The Carbon Tax Fantasy

Why Carbon Pricing Won’t Drive the Clean Tech Revolution

This week, the American Enterprise Institute (AEI), the Brookings Institution, the International Monetary Fund, and Resources for the Future co-hosted a daylong conference on designing a U.S. carbon tax. The event came on the heels of closed-door discussions of the topic at AEI and “a cascade of carbon-tax advocacy in recent days from the chattering classes and a slate of academic work over the summer,” as the Wall Street Journal noted, lending credence to the newspaper’s article title: “Carbon Tax Idea Gains Wonkish Energy.” Nevertheless, talk of a U.S. carbon tax – while a positive step forward – is not enough to address climate change if such a tax is not structured to support innovation. Ultimately, much of the enthusiasm over the idea of a carbon tax can be attributed to the misconception that it is a sort of climate change-silver bullet, as driven by neoclassical economic thinking.

According to the neoclassical economic doctrine, as detailed in the ITIF paper Economic Doctrines and Approaches to Climate Change Policy, the economy is a “large market of goods and services that is generally in equilibrium and usually best left to itself.” Climate change is viewed by doctrine adherents as a rare market failure, but one that can be addressed by simply implementing a market signal to control for the negative externality of greenhouse gas emissions. The paper thus concludes, “Neoclassical economists believe that setting a price on carbon—through a carbon tax or cap and trade—is the principal and often sole policy response needed to address climate change.” Case in point: Paul Krugman’s observation in his New York Times column that “If you seriously believe in markets, you should believe that given the right incentives — namely, putting a price on emissions, through either a tax or a tradable permit scheme — the economy will find lots of ways to emit less.”

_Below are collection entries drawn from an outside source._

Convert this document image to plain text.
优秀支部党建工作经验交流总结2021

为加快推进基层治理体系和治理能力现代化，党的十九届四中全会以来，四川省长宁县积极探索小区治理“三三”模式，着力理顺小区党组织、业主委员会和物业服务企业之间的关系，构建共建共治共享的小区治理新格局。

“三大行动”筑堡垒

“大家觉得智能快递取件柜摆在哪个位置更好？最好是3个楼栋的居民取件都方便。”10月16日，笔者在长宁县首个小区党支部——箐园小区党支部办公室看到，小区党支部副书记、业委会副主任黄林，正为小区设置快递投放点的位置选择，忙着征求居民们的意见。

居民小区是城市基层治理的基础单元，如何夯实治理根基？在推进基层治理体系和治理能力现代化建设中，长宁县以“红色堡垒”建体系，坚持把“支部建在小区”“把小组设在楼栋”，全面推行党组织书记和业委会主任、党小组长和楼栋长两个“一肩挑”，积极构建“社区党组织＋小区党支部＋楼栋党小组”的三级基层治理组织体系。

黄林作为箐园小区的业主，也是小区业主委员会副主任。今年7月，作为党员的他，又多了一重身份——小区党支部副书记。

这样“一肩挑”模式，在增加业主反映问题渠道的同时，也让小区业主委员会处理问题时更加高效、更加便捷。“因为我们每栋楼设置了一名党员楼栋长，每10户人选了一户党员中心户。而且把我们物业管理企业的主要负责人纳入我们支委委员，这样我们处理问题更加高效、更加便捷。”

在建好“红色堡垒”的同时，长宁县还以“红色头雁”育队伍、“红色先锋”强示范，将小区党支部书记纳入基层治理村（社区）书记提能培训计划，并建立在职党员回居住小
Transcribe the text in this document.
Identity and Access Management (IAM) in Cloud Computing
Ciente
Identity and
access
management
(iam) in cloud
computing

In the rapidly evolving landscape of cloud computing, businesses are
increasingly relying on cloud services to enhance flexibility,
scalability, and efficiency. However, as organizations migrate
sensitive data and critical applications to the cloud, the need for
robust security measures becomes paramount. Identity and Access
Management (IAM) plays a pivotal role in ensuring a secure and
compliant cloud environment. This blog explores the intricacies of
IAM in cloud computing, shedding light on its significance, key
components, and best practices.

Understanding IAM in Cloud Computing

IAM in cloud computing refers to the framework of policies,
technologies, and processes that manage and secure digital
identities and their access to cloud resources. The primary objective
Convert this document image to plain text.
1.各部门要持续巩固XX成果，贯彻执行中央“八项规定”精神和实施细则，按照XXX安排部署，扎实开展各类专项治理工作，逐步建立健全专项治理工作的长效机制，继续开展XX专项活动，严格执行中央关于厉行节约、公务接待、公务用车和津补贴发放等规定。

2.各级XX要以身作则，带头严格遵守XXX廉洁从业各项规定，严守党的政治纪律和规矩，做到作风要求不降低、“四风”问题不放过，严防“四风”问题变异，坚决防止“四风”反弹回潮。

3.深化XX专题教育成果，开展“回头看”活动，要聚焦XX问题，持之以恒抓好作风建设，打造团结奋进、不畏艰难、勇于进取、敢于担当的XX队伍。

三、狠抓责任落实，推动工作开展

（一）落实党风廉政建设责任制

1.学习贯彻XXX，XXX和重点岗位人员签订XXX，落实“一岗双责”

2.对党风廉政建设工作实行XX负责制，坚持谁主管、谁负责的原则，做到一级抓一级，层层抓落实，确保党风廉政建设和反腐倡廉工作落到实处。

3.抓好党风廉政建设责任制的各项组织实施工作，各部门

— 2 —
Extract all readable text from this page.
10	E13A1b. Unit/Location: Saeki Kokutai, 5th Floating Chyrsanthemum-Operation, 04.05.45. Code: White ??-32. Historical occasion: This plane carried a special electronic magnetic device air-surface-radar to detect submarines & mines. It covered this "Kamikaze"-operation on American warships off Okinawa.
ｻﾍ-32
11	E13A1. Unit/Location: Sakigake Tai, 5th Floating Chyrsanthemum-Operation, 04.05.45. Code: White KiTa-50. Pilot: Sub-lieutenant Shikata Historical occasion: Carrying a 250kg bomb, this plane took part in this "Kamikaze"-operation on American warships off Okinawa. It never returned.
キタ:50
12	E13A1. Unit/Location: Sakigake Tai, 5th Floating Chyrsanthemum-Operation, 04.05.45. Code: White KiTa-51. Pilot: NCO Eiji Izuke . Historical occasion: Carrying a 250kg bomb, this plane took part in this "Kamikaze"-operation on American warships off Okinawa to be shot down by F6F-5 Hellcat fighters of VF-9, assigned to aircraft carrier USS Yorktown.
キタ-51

Nevertheless, a Brookings paper released last week by Mark Muro and Jonathan Rothwell throws yet another bucket of cold water on the idea that a carbon tax is a “one and done” climate change solution:

Numerous scholars have demonstrated that, while the scale of the needed carbon emissions reductions is extremely large, price-based systems by themselves are not likely to induce sufficient technology change to deliver the needed reductions, particularly given the “lock-in” of cheap, readily available dirty technologies and the modest pollution prices that are tolerable to politicians…A major problem with all carbon pricing solutions is the fact that the private sector will not (for recognized reasons) invest adequately on its own in low-carbon solutions and technology change – even in the presence of carbon pricing.

As such, a carbon tax can only be seen as effective climate change policy in the extent to which it funds clean energy innovation. In contrast to the neoclassical economic doctrine, innovation economics recognizes that the government can and should play a much more proactive role in supporting the clean energy innovation process. Fittingly, the Brookings scholars recommend setting aside at least $30 billion in carbon tax revenue annually for “an independently managed fund for supporting top-quality energy-system RD&D activity.” That policy proposal mirrors the “innovation carbon price” concept put forward by ITIF last year that called for a portion of revenue to go towards funding “a Clean Energy Innovation Trust Fund that would support clean energy innovation initiatives.” Establishing a dedicated revenue stream for clean energy innovation in this way would simultaneously reduce policy uncertainty and tackle climate change mitigation in a meaningful way. Nor would it be without precedent – gas tax revenue, for example, is dedicated to the Highway Trust Fund.

Of course, policymakers are currently looking at a carbon tax primarily as a possible revenue raiser as part of a grand bargain on deficit reduction. But ITIF and Brookings’ proposals would not preclude carbon tax revenue being directed towards that endeavor. The Brookings report goes on to call for the vast majority of the revenue to be spent on “tax cuts and deficit reduction as well as rebates to affected low-income households, as determined by Congress and the president,” while the ITIF report proposes that any remaining funding be “recycled back into the economy as growth and innovation inducing business tax incentives.” What the proposals do preclude is the idea – as informed by neoclassical economic doctrine – that a carbon tax is all that is needed to spur massive greenhouse gas emission reductions. As debate continues, Congress and the president would do well to more carefully consider all the products of the “wonkish energy” being expended on possible carbon tax designs.